The team studied 2238 women who had passed menopause and so completed their reproductive lives. For this group, Stearns’s team tested whether a woman’s height, weight, blood pressure, cholesterol or other traits correlated with the number of children she had borne. They controlled for changes due to social and cultural factors to calculate how strongly natural selection is shaping these traits.
Quite a lot, it turns out. Shorter, heavier women tended to have more children, on average, than taller, lighter ones. Women with lower blood pressure and lower cholesterol levels likewise reared more children, and – not surprisingly – so did women who had their first child at a younger age or who entered menopause later. Strikingly, these traits were passed on to their daughters, who in turn also had more children.
If these trends continue for 10 generations, Stearns calculates, the average woman in 2409 will be 2 centimetres shorter and 1 kilogram heavier than she is today. She will bear her first child about 5 months earlier and enter menopause 10 months later.

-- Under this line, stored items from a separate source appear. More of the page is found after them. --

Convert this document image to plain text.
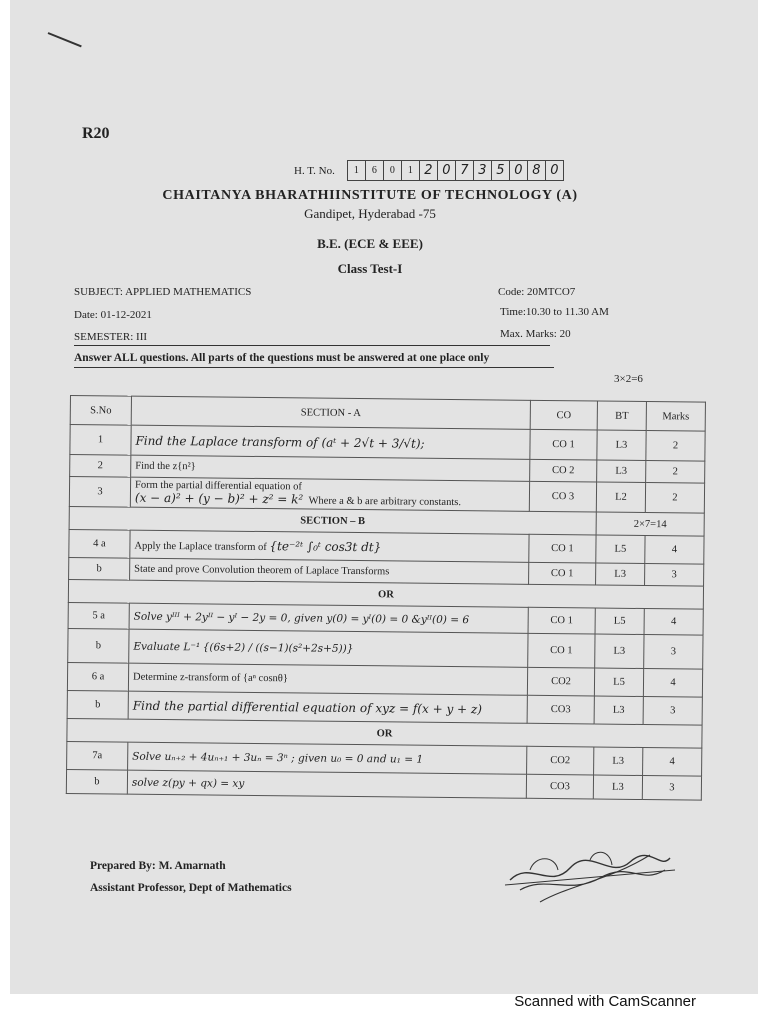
R20
H. T. No.	1	6	0	1 2 0 7 3 5 0 8 0
CHAITANYA BHARATHIINSTITUTE OF TECHNOLOGY (A)
Gandipet, Hyderabad -75
B.E. (ECE & EEE)
Class Test-I
SUBJECT: APPLIED MATHEMATICS	Code: 20MTCO7
Date: 01-12-2021	Time:10.30 to 11.30 AM
SEMESTER: III	Max. Marks: 20
Answer ALL questions. All parts of the questions must be answered at one place only
3×2=6
S.No	SECTION - A	CO	BT	Marks
1	Find the Laplace transform of (aᵗ + 2√t + 3/√t);	CO 1	L3	2
2	Find the z{n²}	CO 2	L3	2
3	Form the partial differential equation of
(x − a)² + (y − b)² + z² = k² Where a & b are arbitrary constants.	CO 3	L2	2
SECTION – B			2×7=14	
4 a	Apply the Laplace transform of {te⁻²ᵗ ∫₀ᵗ cos3t dt}	CO 1	L5	4
b	State and prove Convolution theorem of Laplace Transforms	CO 1	L3	3
OR				
5 a	Solve yᴵᴵᴵ + 2yᴵᴵ − yᴵ − 2y = 0, given y(0) = yᴵ(0) = 0 &yᴵᴵ(0) = 6	CO 1	L5	4
b	Evaluate L⁻¹ {(6s+2) / ((s−1)(s²+2s+5))}	CO 1	L3	3
6 a	Determine z-transform of {aⁿ cosnθ}	CO2	L5	4
b	Find the partial differential equation of xyz = f(x + y + z)	CO3	L3	3
OR				
7a	Solve uₙ₊₂ + 4uₙ₊₁ + 3uₙ = 3ⁿ ; given u₀ = 0 and u₁ = 1	CO2	L3	4
b	solve z(py + qx) = xy	CO3	L3	3
Prepared By: M. Amarnath
Assistant Professor, Dept of Mathematics
Scanned with CamScanner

More here. And this is just for the few parameters tested in this study; no doubt many more features are evolving as well.
Our culture respects taller thinner women who wait longer before having kids, but in fact we are evolving short heavy women who have kids earlier. Shades of Idiocracy – in many ways we are evolving to become less of what we now respect.
In principle humans could implement strong central regulations to ensure that they evolved to become the sort of creatures they respect, at least regarding a few features of regulatory focus. But it is far from clear that we are willing, or even able, to achieve this. And it is far from clear to me that we would be better off achieving such far ideals. Perhaps short plump early moms are happier, after all.
Of course I expect that within a century the main dynamic will be even faster robot evolution, but the same principle will apply – without strong central coordination they are unlikely to evolve to become what we or they most respect.
That humans have continued to evolve is that main point of Greg Cochran & Henry Harpending's "The 10,000 Year Explosion". I highly recommend it.
I hypothesized future sexual dimorphism here.
Our culture respects taller thinner women who wait longer before having kids, but in fact we are evolving short heavy women who have kids earlier. Shades of Idiocracy – in many ways we are evolving to become less of what we now respect.
Isn't this what one might expect - do we not value rarity in most cases. The edges of the curve are always more attractive than the middle - hence the preference for blondes and blue eyes (since these traits are relatively scarce, they represent a premium). So the fact that we respect/value women who delay childbirth and are thinner, may actually be a reflection that they are scarce and becoming scarcer?